ToList in the right place - not too early

TODO

Lazy Loading

Lazy loading is a common performance problem, particularly when binding items in a list (list or table or repeater or similar) For example, I have a navigation menu structure:

CREATE TABLE MenuIcon (
    [MenuIconID] int,
    [FontAwesomeGlyph] char(200),
    PRIMARY KEY (MenuIconID)
);

INSERT INTO MenuIcon
    (MenuIconID, FontAwesomeGlyph)
VALUES
    (1, 'fa-home'),
    (2, 'fa-questionmark'),
    (3, 'fa-email')
    
CREATE TABLE Navigation (
    [NavigationID] int,
    [MenuText] char(200),
    [MenuIconID] int
    PRIMARY KEY (NavigationID),
    FOREIGN KEY (MenuIconID) REFERENCES MenuIcon(MenuIconID)
);

INSERT INTO Navigation
    ([NavigationID], [MenuText], [MenuIconId])
VALUES
    (1, 'Home', 1),
    (2, 'About', 2),
    (3, 'Contact Sales',3),
    (4, 'Contact Support',3)
;

The Navigation class will look something like:

public partial class Navigation {
	public int NavigationID { get; set; }
	public string MenuText { get; set; }
	public int MenuIconID { get; set; }
	
	public virtual MenuIcon MenuIcon { get; set; }
}

When I use the MenuIcon property, with Lazy loading turned on in EF, I get the menu icon. This is because the virtual property is overridden at runtime by EF, so rather than getting an instance of a Navigation class I actually get a dynamic proxy class which inherits from Navigation. If you were to look at the implementation of the dynamic class, it'd look something like:

public partial class DynamicProxyToNavigation {
	public int NavigationID { get; set; }
	public string MenuText { get; set; }
	public int MenuIconID { get; set; }
	
	DataContext DC;
	public override MenuIcon MenuIcon {
		get { 
			return DC.MenuIcons.First(x => x.MenuIconID == MenuIconID);
		}
		set { /*Not shown for brevity*/ }
	}
}

So when I bind my navigation items into a list on my UI, I do something like:

var allNavigationItems = DataContext.Navigations.ToList();
foreach(var navigationItem in allNavigationItems) {
  NavListOnUI.AddItem(navigationItem.MenuText, navigationItem.MenuIcon.FontAwesomeGlyph);
}

This will effectively run multiple queries:

  1. SELECT * FROM Navigation (because we ran DataContext.Navigations.ToList())
  2. SELECT * FROM MenuIcon WHERE MenuIconID = 1 (on the first go through the loop we invoke navigationItem.MenuIcon, which calls the virtual property which invokes this query)
  3. SELECT * FROM MenuIcon WHERE MenuIconID = 2
  4. SELECT * FROM MenuIcon WHERE MenuIconID = 3
  5. SELECT * FROM MenuIcon WHERE MenuIconID = 3 (may or may not run1)

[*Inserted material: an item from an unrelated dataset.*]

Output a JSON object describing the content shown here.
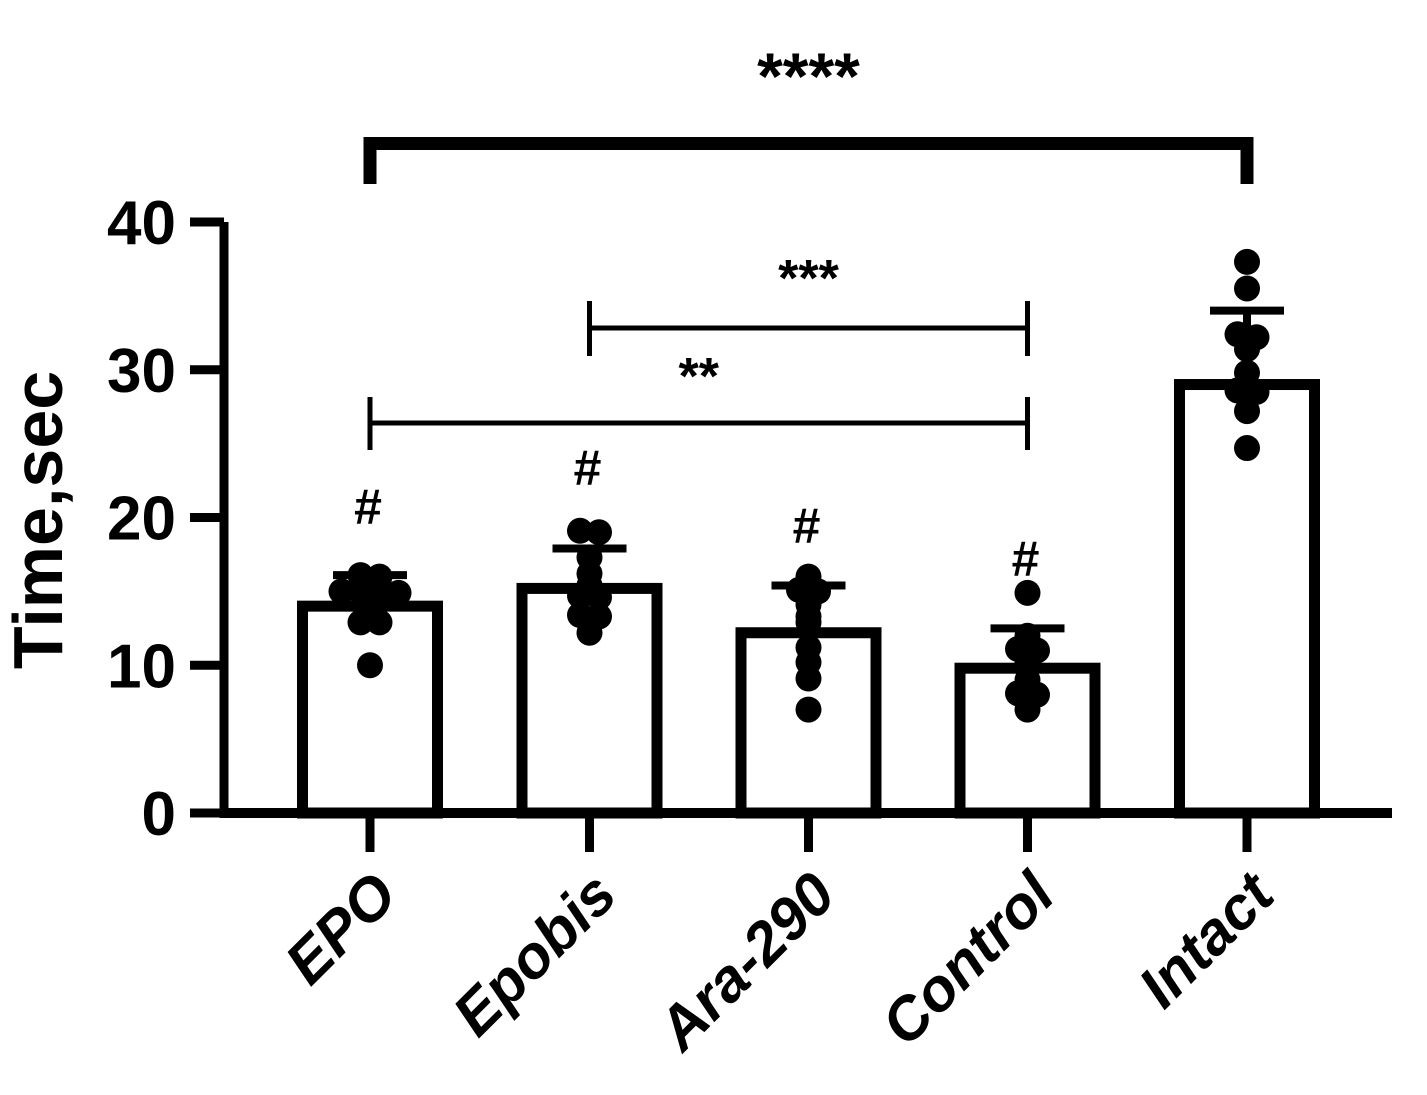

Running lots of queries is usually, but not always, worse than running fewer queries.

Fix: Use Appropriate Includes

The simplest possible way to fix this would be to use an include statement, which tells EF to get the data at the same time (broadly "hey EF, do a left join here because I know I'll want the data"):

var allNavigationItems = DataContext.Navigations.Include(x => x.MenuIcon).ToList();
foreach(var navigationItem in allNavigationItems) {
  NavListOnUI.AddItem(navigationItem.MenuText, navigationItem.MenuIcon.FontAwesomeGlyph);
}

This will now run SQL something like SELECT * FROM Navigation LEFT JOIN MenuIcon ON Navigation.MenuIconID = MenuIcon.MenuIconID

Possible Issues

In this example, the tables don't have lots of columns, so this is probably an appropriate improvement. However, watch out for cartesian explosions (see below) and repeated data which may mean the result set is far larger than before. If I run SELECT * FROM Navigation I get 4 records and 3 columns of data made up of two ints and a char(200). Each record is 4+200+4 bytes, so about 832 bytes. If I run SELECT * FROM MenuIcon I get an int and a char(200) and 3 records so 612 bytes. Adding these together gives 1444 bytes. However, if I run SELECT * FROM Navigation LEFT JOIN MenuIcon ON Navigation.MenuIconID = MenuIcon.MenuIconID I get:

NavigationID MenuText MenuIconID MenuIconID FontAwesomeGlyph
1 Home 1 1 fa-home
2 About 2 2 fa-questionmark
3 Contact Sales 3 3 fa-email
4 Contact Support 3 3 fa-email

The row size is 2+200+2+2+200, and there are 4 rows, so this is 1624 bytes. I think we can safely say that the extra 180 bytes aren't going to be a problem in this over simplified example, but as you have wider tables and bigger data sets this becomes more of a consideration (especially if your database is hosted physically apart from your C# code - you may need to consider physical network speed at a certain level) This problem increases exponentially when you add more left joins - notice the repeated data to get menu item 3 - the more joins in a query, the more repeated data you are likely to get. This doesn't just impact the query speed and amount of data across the network, EF will (depending on settings) try to reconcile which records it's seen before as well, which can add to the execution time when serialising into C# objects. When this gets bad enough, it's called a cartesian explosion.

Cartesian Explosions

TODO

Use Projections

TODO

Footnotes

  1. Settings on your data context, and your version of EF may change this behaviour. It's possible that EF will recognise you already did this and not do it again, or it may run the query but use its inbuilt change tracker to reduce time marshalling the data into C# (a query in EF if affected both by the speed to execute the sql and get the data back to the server, and also how much time it takes to take those records and populate your C# objects - getting the data from the database tables to C# objects can generically be called marshalling, though the term is not exclusive to working with databases)